Background information shouldn’t be confused with backstory. When we talk of background, we’re referring to the peripheral details that writers use to colour certain areas of the story. It provides extra information for the reader and therefore makes the story more immersive.

Backstory refers to past events which form the development of the character and story arcs, while background provides a little bit of context to the action taking place in the present. Background is all about the details that can help layer a story and provide some depth, such as where and when the scene is taking place, or subtle things that are happening within the scene.

It’s important that you show the reader the background for each scene, otherwise they won’t be able to build a picture in their mind.  Writers often forget to describe where the characters are in relation to a particular moment in the story, which can make it difficult for the reader to follow what’s going on.

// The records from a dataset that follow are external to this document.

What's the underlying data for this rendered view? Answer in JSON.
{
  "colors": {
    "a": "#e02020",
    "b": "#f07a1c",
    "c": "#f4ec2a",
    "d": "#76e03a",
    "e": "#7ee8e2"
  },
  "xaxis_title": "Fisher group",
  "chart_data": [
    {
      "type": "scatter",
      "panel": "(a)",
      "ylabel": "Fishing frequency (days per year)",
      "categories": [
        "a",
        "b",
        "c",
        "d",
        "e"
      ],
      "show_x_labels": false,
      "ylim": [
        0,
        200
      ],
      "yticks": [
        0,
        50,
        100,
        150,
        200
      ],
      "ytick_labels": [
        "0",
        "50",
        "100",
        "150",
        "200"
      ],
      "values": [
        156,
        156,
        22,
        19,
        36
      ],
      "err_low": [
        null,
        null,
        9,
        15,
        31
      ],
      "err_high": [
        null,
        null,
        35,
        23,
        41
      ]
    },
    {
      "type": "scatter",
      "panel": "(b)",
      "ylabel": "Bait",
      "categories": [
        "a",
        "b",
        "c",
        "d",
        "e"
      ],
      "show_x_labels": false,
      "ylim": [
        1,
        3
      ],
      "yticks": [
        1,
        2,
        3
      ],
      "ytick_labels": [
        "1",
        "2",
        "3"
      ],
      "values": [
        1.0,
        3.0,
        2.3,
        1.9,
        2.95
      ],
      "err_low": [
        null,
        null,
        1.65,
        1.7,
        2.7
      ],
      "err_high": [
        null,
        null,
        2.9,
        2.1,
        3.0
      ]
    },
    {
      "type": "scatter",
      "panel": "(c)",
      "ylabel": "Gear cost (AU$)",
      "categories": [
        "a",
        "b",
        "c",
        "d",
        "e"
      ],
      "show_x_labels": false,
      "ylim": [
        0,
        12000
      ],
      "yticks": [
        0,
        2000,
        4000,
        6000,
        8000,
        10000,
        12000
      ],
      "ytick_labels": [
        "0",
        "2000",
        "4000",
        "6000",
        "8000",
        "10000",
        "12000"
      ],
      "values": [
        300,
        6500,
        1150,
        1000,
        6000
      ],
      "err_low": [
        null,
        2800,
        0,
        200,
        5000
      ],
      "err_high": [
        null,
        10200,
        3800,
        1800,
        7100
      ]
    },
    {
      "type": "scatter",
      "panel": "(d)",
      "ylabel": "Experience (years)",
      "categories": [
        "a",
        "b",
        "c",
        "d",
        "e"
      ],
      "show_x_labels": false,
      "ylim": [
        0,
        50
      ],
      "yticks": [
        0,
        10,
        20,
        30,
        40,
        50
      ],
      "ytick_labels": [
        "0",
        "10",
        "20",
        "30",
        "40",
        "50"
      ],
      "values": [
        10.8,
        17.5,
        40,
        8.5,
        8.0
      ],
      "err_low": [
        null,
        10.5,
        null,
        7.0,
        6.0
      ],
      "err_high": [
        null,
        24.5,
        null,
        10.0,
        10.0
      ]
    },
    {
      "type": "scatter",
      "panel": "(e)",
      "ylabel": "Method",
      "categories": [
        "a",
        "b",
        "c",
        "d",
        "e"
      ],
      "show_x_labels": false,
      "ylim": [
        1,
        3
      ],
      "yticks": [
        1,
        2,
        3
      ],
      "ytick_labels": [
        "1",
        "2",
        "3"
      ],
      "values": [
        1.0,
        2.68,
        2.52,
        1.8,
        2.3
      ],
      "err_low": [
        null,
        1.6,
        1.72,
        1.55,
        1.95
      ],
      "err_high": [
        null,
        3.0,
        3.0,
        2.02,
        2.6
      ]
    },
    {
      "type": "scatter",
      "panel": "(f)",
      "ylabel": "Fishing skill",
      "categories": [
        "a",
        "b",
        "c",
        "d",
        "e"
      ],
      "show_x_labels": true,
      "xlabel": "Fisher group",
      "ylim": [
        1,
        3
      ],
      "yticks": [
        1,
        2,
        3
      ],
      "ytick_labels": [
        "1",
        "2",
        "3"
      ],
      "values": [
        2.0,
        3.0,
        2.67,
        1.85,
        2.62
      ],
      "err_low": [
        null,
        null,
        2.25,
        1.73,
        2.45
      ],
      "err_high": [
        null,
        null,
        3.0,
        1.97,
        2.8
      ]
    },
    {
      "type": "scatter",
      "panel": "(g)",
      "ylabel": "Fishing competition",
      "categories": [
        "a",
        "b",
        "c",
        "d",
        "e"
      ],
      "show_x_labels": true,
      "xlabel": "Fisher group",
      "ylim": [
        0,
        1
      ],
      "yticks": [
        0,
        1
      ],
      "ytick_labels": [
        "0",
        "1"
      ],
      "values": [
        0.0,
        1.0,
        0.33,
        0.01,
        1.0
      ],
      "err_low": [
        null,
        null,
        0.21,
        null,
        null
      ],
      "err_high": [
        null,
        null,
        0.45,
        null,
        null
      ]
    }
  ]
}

Readers need details. If there are no details, then there’s little point to any story.

Hinting at the background needs only a few sentences of description, but it lets the reader know that a particular scene is taking place in a certain location. If you don’t tell the reader, they’re left guessing, so it’s important to impart background information, for example.

From his vantage point along the platform, he noticed the haze of the sun that nipped into sight rom above the sloped roof of the train station and coloured the sky with an inky blueness. The glow highlighted contours on his face, and also the indentations of the clouds that hung over the city, its underbelly a warm, golden hue. And then he noticed her as she rushed towards him.

‘Hope you haven’t been waiting long,’ she said, breathless...

With this example, the reader knows instantly that the characters are on a train platform, perhaps about to catch a train, and it’s early evening. Imagine the same scene without any of that background:

From his vantage point he noticed the haze of the sun and coloured the sky with inky blueness. The glow highlighted contours on his face, its underbelly a warm, golden hue. And then he noticed her as she rushed towards him.

‘Hope you haven’t been waiting long,’ she said, breathless...

Without the hints about where the characters are in the scene, it makes it difficult for the reader to imagine it. It’s unclear where the scene is taking place and it’s hard to know what time of day it is. Snippets of information that provide background also give the reader context. Your job as a writer is to ensure the reader is fully immersed in your story, so it’s important to offer hints in the background to help them do that.

Remember that whenever you change scenes, provide some details to the reader about where the scene is, and what is happening around the characters, but also give them some interesting description so they can picture that scene in their minds.  Remember to show, rather than tell.

Background can also refer to a character. Character background and character backstory are pretty much the same, as someone’s past will always influence them in the present.  It’s all about the finer details that the reader needs to know about each character so that it helps them build a picture of them.

A character’s background shapes who they are in the present story, so certain bits of of information – things like the people they have known, or events that have happened in the past – can be weaved through the narrative at the right moment to help continually build an image of the character in the reader’s imagination. Did they have a skilled job in the past, which might help them in the present story?  Do they have skills and experience in different things, which they can call upon? How has their childhood shaped who they are? Are they happy, sad or troubled?  What drives them? 

These kinds of elements can provide background to who your main character is. That’s why it’s important to know your characters well before you begin writing the story, that way you won’t fall into the trap of stalling or hitting a writing blockage. Information gives your reader context to the why and how of a story.

So when you write each scene in your novel, think about the background information that the reader needs and how they can use that information to build a picture in their mind.